AACS LA: 'A Line is Crossed'

In its first public comments since the now-mostly-useless 32-hex-digit media processing key was posted to hundreds of thousands of pages, in defiance of a decision by popular commenting site Digg, later rescinded, to remove references to the key, the head of the AACS Licensing Authority's business group told the BBC it is tracking down those responsible for all those posts, and reserves the right to take legal action against any or all of them.

"There is no intent from us to interfere with people's right to discuss copy protection," the AACS LA's Michael Ayers told BBC technology editor Darren Waters. "We respect free speech... But a line is crossed when we start seeing keys being distributed and tools for circumvention. You step outside of the realm of protected free speech then."

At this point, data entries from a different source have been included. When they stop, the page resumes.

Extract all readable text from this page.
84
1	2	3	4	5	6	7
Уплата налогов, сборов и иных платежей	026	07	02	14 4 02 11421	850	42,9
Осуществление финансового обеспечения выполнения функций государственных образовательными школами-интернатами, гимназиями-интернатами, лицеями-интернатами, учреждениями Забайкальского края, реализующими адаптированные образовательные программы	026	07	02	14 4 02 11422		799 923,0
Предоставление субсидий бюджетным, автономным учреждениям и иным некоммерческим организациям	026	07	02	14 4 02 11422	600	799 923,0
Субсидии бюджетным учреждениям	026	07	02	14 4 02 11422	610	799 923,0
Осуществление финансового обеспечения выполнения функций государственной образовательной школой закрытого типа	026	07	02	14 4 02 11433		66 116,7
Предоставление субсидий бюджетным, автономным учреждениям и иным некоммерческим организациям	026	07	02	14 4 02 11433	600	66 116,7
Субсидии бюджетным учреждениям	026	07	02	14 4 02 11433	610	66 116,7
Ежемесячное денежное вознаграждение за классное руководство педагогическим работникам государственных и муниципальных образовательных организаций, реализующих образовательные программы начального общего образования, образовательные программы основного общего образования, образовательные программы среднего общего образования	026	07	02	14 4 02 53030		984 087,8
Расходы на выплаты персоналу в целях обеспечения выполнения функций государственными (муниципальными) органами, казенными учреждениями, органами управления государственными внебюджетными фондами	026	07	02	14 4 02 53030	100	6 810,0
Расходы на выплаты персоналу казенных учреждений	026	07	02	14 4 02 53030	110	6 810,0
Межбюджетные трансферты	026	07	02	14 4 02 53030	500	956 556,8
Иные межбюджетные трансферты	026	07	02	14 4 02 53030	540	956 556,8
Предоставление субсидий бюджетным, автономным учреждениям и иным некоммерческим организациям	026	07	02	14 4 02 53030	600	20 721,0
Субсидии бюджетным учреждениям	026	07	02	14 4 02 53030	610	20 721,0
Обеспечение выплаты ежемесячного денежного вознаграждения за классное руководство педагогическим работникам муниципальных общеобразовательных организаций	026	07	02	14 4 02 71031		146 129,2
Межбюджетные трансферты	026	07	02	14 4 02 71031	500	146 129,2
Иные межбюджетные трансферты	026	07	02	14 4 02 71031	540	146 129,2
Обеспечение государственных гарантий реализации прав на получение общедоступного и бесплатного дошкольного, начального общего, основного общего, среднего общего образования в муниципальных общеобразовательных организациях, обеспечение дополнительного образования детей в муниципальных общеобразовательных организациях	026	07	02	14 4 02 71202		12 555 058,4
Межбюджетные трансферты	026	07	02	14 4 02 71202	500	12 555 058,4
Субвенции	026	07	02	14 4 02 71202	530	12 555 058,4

Ayers' comments point to the possibility of a serious legal concern that could yet emerge from all the folderol over whether just saying the now-infamous hexadecimal code, which begins "09 F9...," constitutes a breach of provisions of the Digital Millennium Copyright Act.

Specifically, is the free communication of something that could be used in the circumvention of copyright a violation of federal law? The AACS LA's position is that it is, and that millions are violating it this very moment, some by singing the digits aloud to the tunes of hymns such as, "A Mighty Fortress Is Our God."

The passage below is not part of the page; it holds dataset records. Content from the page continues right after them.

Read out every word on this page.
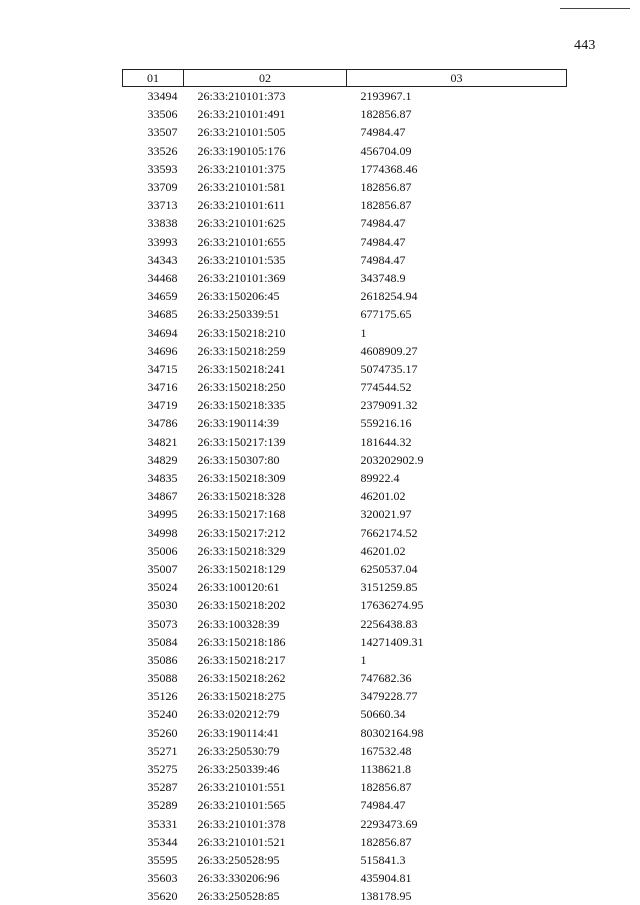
443
01	02	03
33494	26:33:210101:373	2193967.1
33506	26:33:210101:491	182856.87
33507	26:33:210101:505	74984.47
33526	26:33:190105:176	456704.09
33593	26:33:210101:375	1774368.46
33709	26:33:210101:581	182856.87
33713	26:33:210101:611	182856.87
33838	26:33:210101:625	74984.47
33993	26:33:210101:655	74984.47
34343	26:33:210101:535	74984.47
34468	26:33:210101:369	343748.9
34659	26:33:150206:45	2618254.94
34685	26:33:250339:51	677175.65
34694	26:33:150218:210	1
34696	26:33:150218:259	4608909.27
34715	26:33:150218:241	5074735.17
34716	26:33:150218:250	774544.52
34719	26:33:150218:335	2379091.32
34786	26:33:190114:39	559216.16
34821	26:33:150217:139	181644.32
34829	26:33:150307:80	203202902.9
34835	26:33:150218:309	89922.4
34867	26:33:150218:328	46201.02
34995	26:33:150217:168	320021.97
34998	26:33:150217:212	7662174.52
35006	26:33:150218:329	46201.02
35007	26:33:150218:129	6250537.04
35024	26:33:100120:61	3151259.85
35030	26:33:150218:202	17636274.95
35073	26:33:100328:39	2256438.83
35084	26:33:150218:186	14271409.31
35086	26:33:150218:217	1
35088	26:33:150218:262	747682.36
35126	26:33:150218:275	3479228.77
35240	26:33:020212:79	50660.34
35260	26:33:190114:41	80302164.98
35271	26:33:250530:79	167532.48
35275	26:33:250339:46	1138621.8
35287	26:33:210101:551	182856.87
35289	26:33:210101:565	74984.47
35331	26:33:210101:378	2293473.69
35344	26:33:210101:521	182856.87
35595	26:33:250528:95	515841.3
35603	26:33:330206:96	435904.81
35620	26:33:250528:85	138178.95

On the Corante technology law blog yesterday, Alan Wexelblat applauded Digg for its change of heart: “I don't think it's possible to have a clearer distinction between the old (Cartel) business model and the new (Web 2) model,” Wexelblat wrote. “The old model treats customers as enemies to be censored, sued, and publicly pilloried. The new model treats customers as valuable assets, key contributors, and policy makers.”

Whether Wexelblat intended his phrase “key contributors” as a double-entendre isn’t clear.

All this despite the fact, as Ayers confirmed, that the key in question was indeed revoked by the AACS LA. As newer HD DVD discs are distributed, revocation keys extracted from those discs by player software will cause software that uses the "09 F9" media key not to work.

For users of that software, having paid for a device that no longer functions because it was designed not to function, may be a more important issue than whether Digg stepped on the inviolable rights of individuals to post a popular sequence of hexadecimal code in their messages.

Meanwhile, Web publishers in the middle of all this mess have stopped trying to squelch the key in an attempt to comply with federal law, allowing instead for the thunderous outcry of dozens upon dozens of otherwise unoccupied users to repeat the refrains of the now-useless key sequence, until it too fizzles out as with other passing fads like the Macarena, mood rings, and disco music.